Dabei, meine lieben Kollegen, ist es nicht nur die Frage 7,50 oder 8 Euro – ich nehme einmal die Beträge, die auf der einen Seite vom DGB oder vom Gewerkschaftsrat der SPD in die Diskussion geworfen worden sind oder heute von Ihnen, Herr Professor Methling. Wir sprechen über Bruttolöhne von tatsächlich weniger als 5 oder 4 Euro. Das kann ich beurteilen. Da kommen wir gar nicht mehr in die Bereiche, wo wir rechnen müssen, ob da noch die Pfändungsfreigrenzen erreicht sind. Das kann man einfach Pi mal Daumen sehen, da liegen sie deutlich darunter.

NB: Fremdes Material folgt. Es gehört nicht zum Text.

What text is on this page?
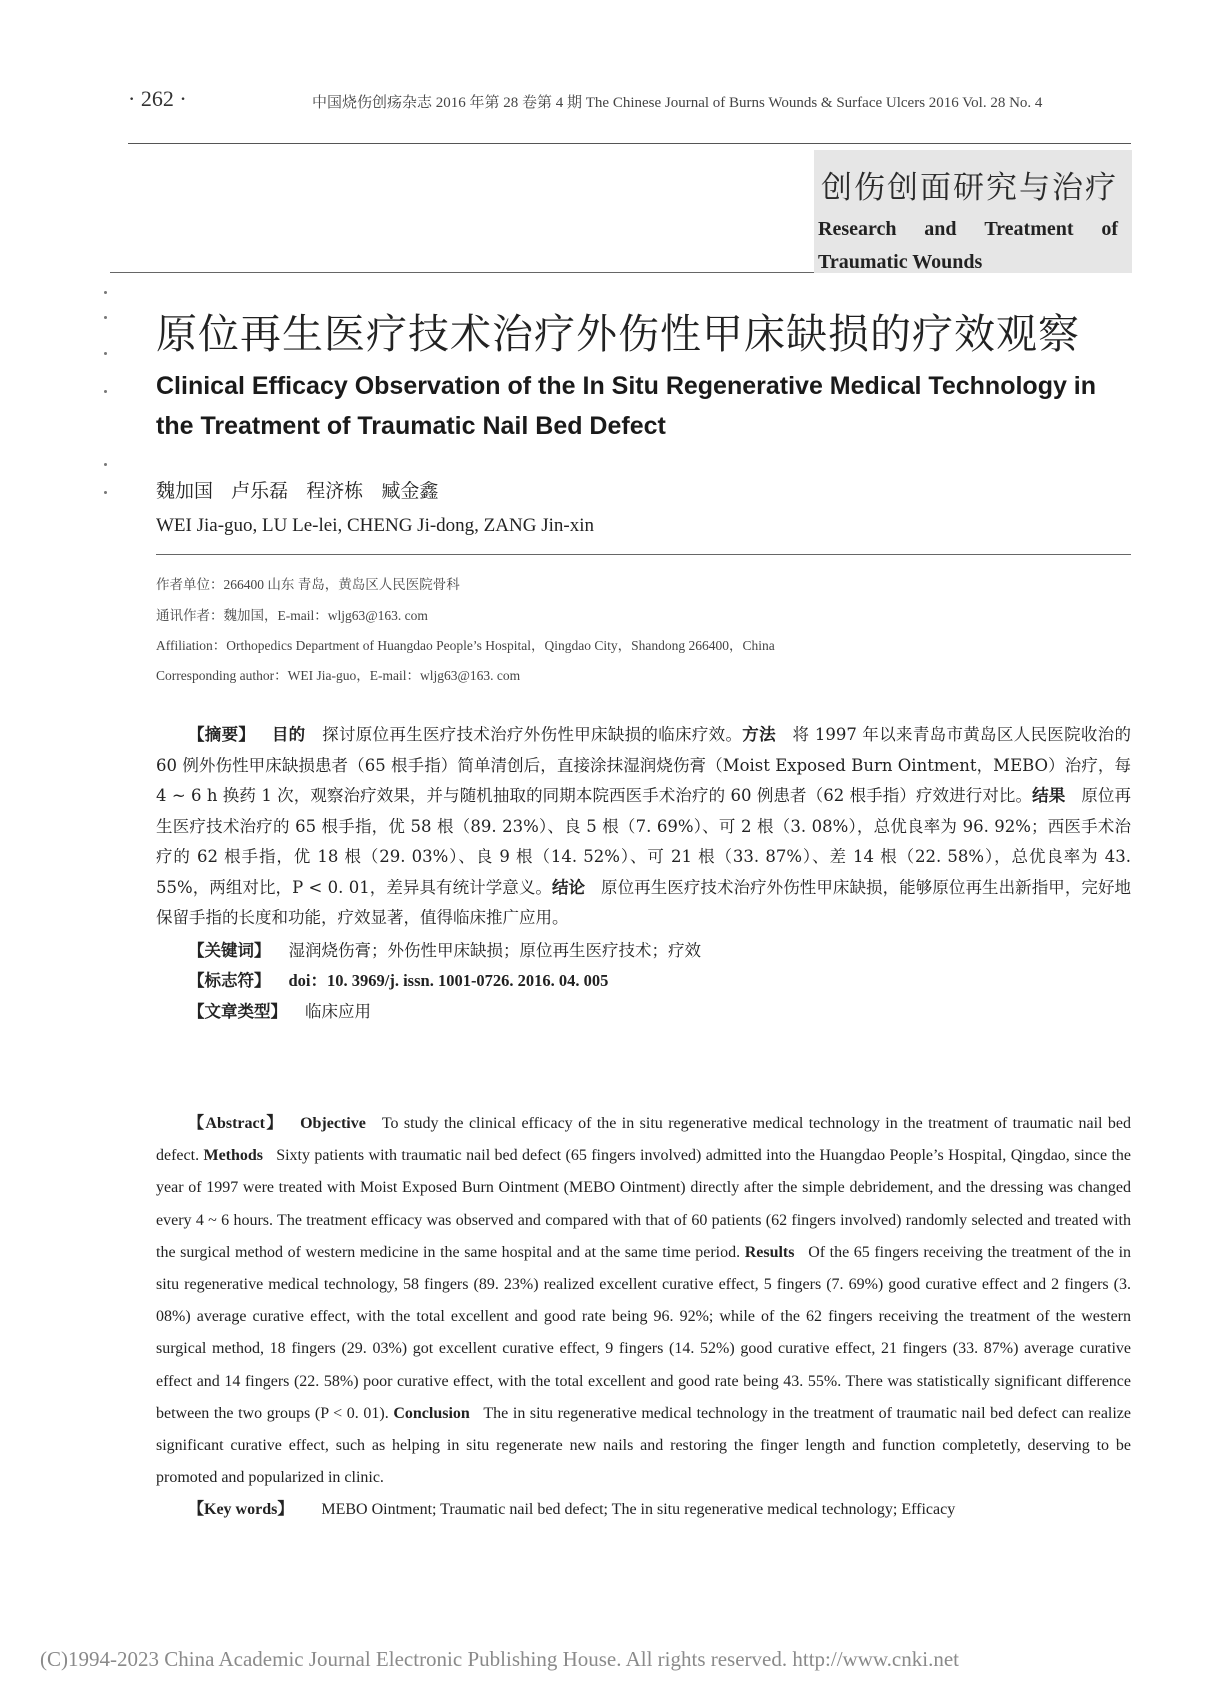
· 262 ·	中国烧伤创疡杂志 2016 年第 28 卷第 4 期 The Chinese Journal of Burns Wounds & Surface Ulcers 2016 Vol. 28 No. 4
创伤创面研究与治疗
Research and Treatment of
Traumatic Wounds
原位再生医疗技术治疗外伤性甲床缺损的疗效观察
Clinical Efficacy Observation of the In Situ Regenerative Medical Technology in the Treatment of Traumatic Nail Bed Defect
魏加国   卢乐磊   程济栋   臧金鑫
WEI Jia-guo, LU Le-lei, CHENG Ji-dong, ZANG Jin-xin
作者单位：266400 山东 青岛，黄岛区人民医院骨科
通讯作者：魏加国，E-mail：wljg63@163. com
Affiliation：Orthopedics Department of Huangdao People’s Hospital，Qingdao City，Shandong 266400，China
Corresponding author：WEI Jia-guo，E-mail：wljg63@163. com
【摘要】 目的 探讨原位再生医疗技术治疗外伤性甲床缺损的临床疗效。方法 将 1997 年以来青岛市黄岛区人民医院收治的 60 例外伤性甲床缺损患者（65 根手指）简单清创后，直接涂抹湿润烧伤膏（Moist Exposed Burn Ointment，MEBO）治疗，每 4 ~ 6 h 换药 1 次，观察治疗效果，并与随机抽取的同期本院西医手术治疗的 60 例患者（62 根手指）疗效进行对比。结果 原位再生医疗技术治疗的 65 根手指，优 58 根（89. 23%）、良 5 根（7. 69%）、可 2 根（3. 08%），总优良率为 96. 92%；西医手术治疗的 62 根手指，优 18 根（29. 03%）、良 9 根（14. 52%）、可 21 根（33. 87%）、差 14 根（22. 58%），总优良率为 43. 55%，两组对比，P < 0. 01，差异具有统计学意义。结论 原位再生医疗技术治疗外伤性甲床缺损，能够原位再生出新指甲，完好地保留手指的长度和功能，疗效显著，值得临床推广应用。
【关键词】 湿润烧伤膏；外伤性甲床缺损；原位再生医疗技术；疗效
【标志符】 doi：10. 3969/j. issn. 1001-0726. 2016. 04. 005
【文章类型】 临床应用
【Abstract】 Objective To study the clinical efficacy of the in situ regenerative medical technology in the treatment of traumatic nail bed defect. Methods Sixty patients with traumatic nail bed defect (65 fingers involved) admitted into the Huangdao People’s Hospital, Qingdao, since the year of 1997 were treated with Moist Exposed Burn Ointment (MEBO Ointment) directly after the simple debridement, and the dressing was changed every 4 ~ 6 hours. The treatment efficacy was observed and compared with that of 60 patients (62 fingers involved) randomly selected and treated with the surgical method of western medicine in the same hospital and at the same time period. Results Of the 65 fingers receiving the treatment of the in situ regenerative medical technology, 58 fingers (89. 23%) realized excellent curative effect, 5 fingers (7. 69%) good curative effect and 2 fingers (3. 08%) average curative effect, with the total excellent and good rate being 96. 92%; while of the 62 fingers receiving the treatment of the western surgical method, 18 fingers (29. 03%) got excellent curative effect, 9 fingers (14. 52%) good curative effect, 21 fingers (33. 87%) average curative effect and 14 fingers (22. 58%) poor curative effect, with the total excellent and good rate being 43. 55%. There was statistically significant difference between the two groups (P < 0. 01). Conclusion The in situ regenerative medical technology in the treatment of traumatic nail bed defect can realize significant curative effect, such as helping in situ regenerate new nails and restoring the finger length and function completetly, deserving to be promoted and popularized in clinic.
【Key words】 MEBO Ointment; Traumatic nail bed defect; The in situ regenerative medical technology; Efficacy
(C)1994-2023 China Academic Journal Electronic Publishing House. All rights reserved. http://www.cnki.net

Gleichzeitig, und auch das muss man sehen, bröckelt die Tarifbindung in Deutschland immer weiter. In Ostdeutschland sind es immerhin noch rund 53 Prozent der Beschäftigungsverhältnisse, die tarifvertraglich geregelt sind, und die gewerkschaftliche Organisation von Beschäftigten liegt in manchen Branchen unter 20 Prozent. In Meck

lenburg-Vorpommern kann man in einzelnen Bereichen schon gar nicht mehr von einem Bröckeln der Tarifbindung sprechen. Wo nichts ist oder kaum noch etwas vorhanden ist, da kann auch nichts mehr bröckeln.

(Dr. Wolfgang Methling, Die Linkspartei.PDS: Deswegen gesetzlicher Mindestlohn.)

Meine Damen und Herren, Niedriglöhne sind heutzutage längst nicht mehr ein Problem von Ungelernten, das ist schon angesprochen worden. Bundesweit haben inzwischen rund 60 Prozent der im Niedriglohnbereich Beschäftigten eine abgeschlossene Ausbildung. Auch Ausbildung schützt schon längst nicht mehr vor sozialem Abstieg. Und Niedriglöhne, darüber sollte man eigentlich auch nicht mehr diskutieren müssen, verfestigen Armut.

(Helmut Holter, Die Linkspartei.PDS: Die Koalition will die Ausweitung des Niedriglohnsektors.)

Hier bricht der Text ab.